Turin — Slow Food International, a grassroots movement of farmers, chefs, activists and academics, is campaigning to improve the quality of food and lives of producers
As a young university student of agriculture, Edie Mukiibi believed the latest hybrid seeds which promised bumper crops were the answer to improving the lot of maize farmers in his part of Uganda.
He persuaded many to buy the seeds, while working part-time promoting them in Kiboga district in central Uganda.
But the consequences were “terrible”, he said. It was 2007, a year of drought, and the new seeds turned out to be less resilient than traditional varieties.
“The farmers lost almost everything – every bit of maize crop they had. When I went back to talk with the farmers I could feel their pain,” Mukiibi said.

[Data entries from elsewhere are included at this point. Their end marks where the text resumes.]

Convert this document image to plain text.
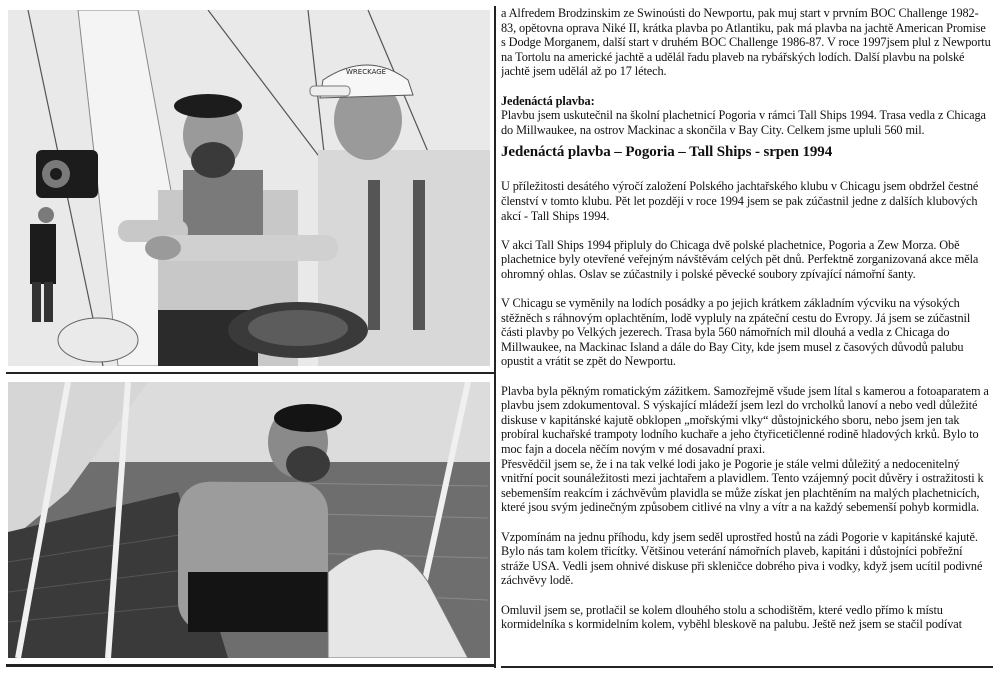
WRECKAGE

a Alfredem Brodzinskim ze Swinoústi do Newportu, pak muj start v prvním BOC Challenge 1982-83, opětovna oprava Niké II, krátka plavba po Atlantiku, pak má plavba na jachtě American Promise s Dodge Morganem, další start v druhém BOC Challenge 1986-87. V roce 1997jsem plul z Newportu na Tortolu na americké jachtě a udělál řadu plaveb na rybářských lodích. Další plavbu na polské jachtě jsem udělál až po 17 létech.

Jedenáctá plavba:

Plavbu jsem uskutečnil na školní plachetnicí Pogoria v rámci Tall Ships 1994. Trasa vedla z Chicaga do Millwaukee, na ostrov Mackinac a skončila v Bay City. Celkem jsme upluli 560 mil.

Jedenáctá plavba – Pogoria – Tall Ships - srpen 1994

U příležitosti desátého výročí založení Polského jachtařského klubu v Chicagu jsem obdržel čestné členství v tomto klubu. Pět let později v roce 1994 jsem se pak zúčastnil jedne z dalších klubových akcí - Tall Ships 1994.

V akci Tall Ships 1994 připluly do Chicaga dvě polské plachetnice, Pogoria a Zew Morza. Obě plachetnice byly otevřené veřejným návštěvám celých pět dnů. Perfektně zorganizovaná akce měla ohromný ohlas. Oslav se zúčastnily i polské pěvecké soubory zpívající námořní šanty.

V Chicagu se vyměnily na lodích posádky a po jejich krátkem základním výcviku na výsokých stěžněch s ráhnovým oplachtěním, lodě vypluly na zpáteční cestu do Evropy. Já jsem se zúčastnil části plavby po Velkých jezerech. Trasa byla 560 námořních mil dlouhá a vedla z Chicaga do Millwaukee, na Mackinac Island a dále do Bay City, kde jsem musel z časových důvodů palubu opustit a vrátit se zpět do Newportu.

Plavba byla pěkným romatickým zážitkem. Samozřejmě všude jsem lítal s kamerou a fotoaparatem a plavbu jsem zdokumentoval. S výskající mládeží jsem lezl do vrcholků lanoví a nebo vedl důležité diskuse v kapitánské kajutě obklopen „mořskými vlky“ důstojnického sboru, nebo jsem jen tak probíral kuchařské trampoty lodního kuchaře a jeho čtyřicetičlenné rodině hladových krků. Bylo to moc fajn a docela něčím novým v mé dosavadní praxi.

Přesvědčil jsem se, že i na tak velké lodi jako je Pogorie je stále velmi důležitý a nedocenitelný vnitřní pocit sounáležitosti mezi jachtařem a plavidlem. Tento vzájemný pocit důvěry i ostražitosti k sebemenším reakcím i záchvěvům plavidla se může získat jen plachtěním na malých plachetnicích, které jsou svým jedinečným způsobem citlivé na vlny a vítr a na každý sebemenší pohyb kormidla.

Vzpomínám na jednu příhodu, kdy jsem seděl uprostřed hostů na zádi Pogorie v kapitánské kajutě. Bylo nás tam kolem třicítky. Většinou veterání námořních plaveb, kapitáni i důstojníci pobřežní stráže USA. Vedli jsem ohnivé diskuse při skleničce dobrého piva i vodky, když jsem ucítil podivné záchvěvy lodě.

Omluvil jsem se, protlačil se kolem dlouhého stolu a schodištěm, které vedlo přímo k místu kormidelníka s kormidelním kolem, vyběhl bleskově na palubu. Ještě než jsem se stačil podívat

Even worse, the new crops could not be grown with any other crops, so the farmers were left with nothing to fall back on except the bills they had run up for the pesticides, herbicides and fertilisers the maize required, he said.
“This is when I started working with farmers … to diversify (their) farming,” said Mukiibi, now vice president of Slow Food International, a grassroots movement of farmers, chefs, activists and academics campaigning to improve the quality of food and the lives of producers.
He said he wanted to help farmers use “local seeds, local knowledge, and traditional ways of managing resources”.
CAUSE OF MALNUTRITION
Large companies are increasingly taking charge of food production in Africa and pushing for greater quantities of food – but these are not the answer to cutting hunger in Africa, he said on the sidelines of Slow Food’s annual festival in the Italian city of Turin which opened on Thursday.
“We need to think more about the real causes of malnutrition in developing countries, and we need to realise the problem is not production, the problem is how do we keep the food we have in circulation,” Mukiibi told the Thomson Reuters Foundation.
In Africa, food lost during or after harvest could feed 300 million people, according to the U.N. Food and Agriculture Organization.
Mukiibi, who is based in Mukono district just east of the Ugandan capital Kampala, said people can go hungry in one part of Uganda while bananas are rotting in the fields and in stores in another part.
“We need to encourage small-scale producers that they are still important in the world of food,” he said, adding that thousands in Uganda have lost access to land bought by foreign companies producing food for export.
Many are given jobs on the newly created industrial-sized farms.
Traditionally, Ugandan farms grow different crops on the same piece of land. Five acres may be planted with coffee and in between the coffee plants, bananas and cocoa are grown, as well as yams and beans for the family to eat, he said.
The crops support each other – in times of drought coffee plants extend their roots to banana plants which naturally hold more water, he added.
“This is a … very, very productive farming system in Africa.”